January 6, 2008

Functional over flash?

NEW ORLEANS- If Ohio State quarterback Todd Boeckman didn't stand 6-foot-5 he likely wouldn't stand out in a crowd. Now the St. Henry (Ohio) product is on the eve of being a starting quarterback in the BCS Championship game on Monday night.

Boeckman has seen firsthand what happens in a national championship game when things go wrong, very wrong. It is never easy being the guy who is replacing the guy but Todd had to get through that quickly when he was announced as the starter during fall practice.

"(Troy Smith) did so many great things at Ohio State, won the Heisman, set a lot of records, his winning percentage is unbelievable and I knew it was tough coming in and I had to do the little things right to step up and stay focused at all times," Boeckman said. "I knew I couldn't make too many mistakes because he did so many things with his legs that I wasn't capable of doing. I had to come in there and do my job and I think the guys around me helped me out also."

But Todd is not Troy and nobody would ever get the two confused. Both Ohio State quarterbacks had similar statistics midway through the season but each of them went in different directions to get to that point. Head coach Jim Tressel is not asking for Todd to be the next Troy but rather just be Todd and play a sound and smart game.

"What I've appreciated about Todd is that Todd held true to who he is," Tressel said. "He knows that he's not Troy Smith. I think he feels down deeply he can do some things that maybe Troy couldn't. But he knows for sure that he can't do some things that Troy did."

When the offense is clicking it almost seems as if Boeckman just blends in with the landscape but when things are going poorly with the offense the bulls-eye between the 1 and the 7 on his chest. Offensive coordinator Jim Bollman is quick to point out that Todd has a role to play as the triggerman.

"You can always say that there's a lot of people around him," Bollman said. "A quarterback maybe doesn't have to make a play, but I don't know you can really do that either because sooner or later in a football game a quarterback has got to make a play.

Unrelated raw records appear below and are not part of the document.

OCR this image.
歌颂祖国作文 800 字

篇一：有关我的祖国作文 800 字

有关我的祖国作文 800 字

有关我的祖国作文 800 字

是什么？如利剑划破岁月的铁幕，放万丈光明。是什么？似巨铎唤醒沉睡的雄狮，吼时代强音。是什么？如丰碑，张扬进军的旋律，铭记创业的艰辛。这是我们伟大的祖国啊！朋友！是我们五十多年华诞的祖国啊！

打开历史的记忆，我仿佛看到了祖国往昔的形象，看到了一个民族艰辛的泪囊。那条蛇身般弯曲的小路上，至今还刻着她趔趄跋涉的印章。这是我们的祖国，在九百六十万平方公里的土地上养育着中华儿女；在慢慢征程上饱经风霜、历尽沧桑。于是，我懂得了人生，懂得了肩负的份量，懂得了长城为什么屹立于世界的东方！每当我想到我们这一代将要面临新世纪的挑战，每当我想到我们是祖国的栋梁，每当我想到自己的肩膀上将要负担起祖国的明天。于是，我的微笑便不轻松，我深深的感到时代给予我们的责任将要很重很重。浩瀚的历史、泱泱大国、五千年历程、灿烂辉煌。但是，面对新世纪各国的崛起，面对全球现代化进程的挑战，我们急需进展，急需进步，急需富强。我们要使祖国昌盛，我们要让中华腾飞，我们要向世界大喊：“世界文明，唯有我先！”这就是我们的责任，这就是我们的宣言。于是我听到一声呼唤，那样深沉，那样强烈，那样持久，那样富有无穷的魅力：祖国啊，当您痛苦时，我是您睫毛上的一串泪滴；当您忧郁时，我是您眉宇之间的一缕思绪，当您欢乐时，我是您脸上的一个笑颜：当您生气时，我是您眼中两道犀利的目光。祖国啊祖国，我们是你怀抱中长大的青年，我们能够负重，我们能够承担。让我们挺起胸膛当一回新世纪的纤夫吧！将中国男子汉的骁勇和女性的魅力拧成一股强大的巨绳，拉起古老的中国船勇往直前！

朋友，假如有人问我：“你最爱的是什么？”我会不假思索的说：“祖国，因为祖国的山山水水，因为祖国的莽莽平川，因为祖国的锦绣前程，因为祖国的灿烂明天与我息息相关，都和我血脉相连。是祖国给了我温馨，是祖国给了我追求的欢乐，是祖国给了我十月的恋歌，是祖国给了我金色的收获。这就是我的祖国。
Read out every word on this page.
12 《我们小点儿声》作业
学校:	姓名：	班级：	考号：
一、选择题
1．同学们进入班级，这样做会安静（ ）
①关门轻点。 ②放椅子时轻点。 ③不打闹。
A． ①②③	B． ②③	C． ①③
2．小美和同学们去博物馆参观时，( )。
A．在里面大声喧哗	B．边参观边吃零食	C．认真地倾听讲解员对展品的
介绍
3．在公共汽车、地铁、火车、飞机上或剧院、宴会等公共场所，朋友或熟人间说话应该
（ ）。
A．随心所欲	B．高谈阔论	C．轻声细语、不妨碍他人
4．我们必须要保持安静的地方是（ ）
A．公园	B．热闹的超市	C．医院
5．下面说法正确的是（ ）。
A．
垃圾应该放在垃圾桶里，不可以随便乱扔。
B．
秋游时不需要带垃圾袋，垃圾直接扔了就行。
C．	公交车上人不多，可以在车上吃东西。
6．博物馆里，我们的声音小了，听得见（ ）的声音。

He's got to make a great throw or make a great decision which is the No. 1 thing."

The decision making has not been perfect for Todd this year and the staff would love get a couple mulligans for Boeckman.

"I'm sure throughout the season he's had a throw here or there that we'd like for him to take back and that he would like to take back," Bollman said. "But he's done a really good job, continually improving and done a good job in bowl preparation."

Does Todd have to play a perfect game on offense for the Buckeyes to have a chance to win?

"I don't know if it is all on me because I know we have a great defense behind us," Boeckman said. "Our offensive line is doing a great job this year and obviously Beanie (Wells) has been carrying the load for quite a while. Our receivers are stepping up so it I just go out there and do my job and don't make any mistakes I think we will be alright."

Things have come a long way in the 360-some odd days since one of the darkest days in Ohio State football recent history.

"It started on January 9th of last year," fullback Dionte Johnson said. "Him and (Brian Robiskie) got together and once we found out who was leaving and who wasn't; that it was their team and it was their time to get the receivers together and get the quarterback position together and just be focused from there. It's been a long process and he's come a long way but it shows. It shows the work ethic back then."

"After last year and that tough loss we don't want to have that feeling again and we are going in there preparing hard and doing the right things on and off the field," Boeckman said. "(Because of last year) I think we're working that much harder."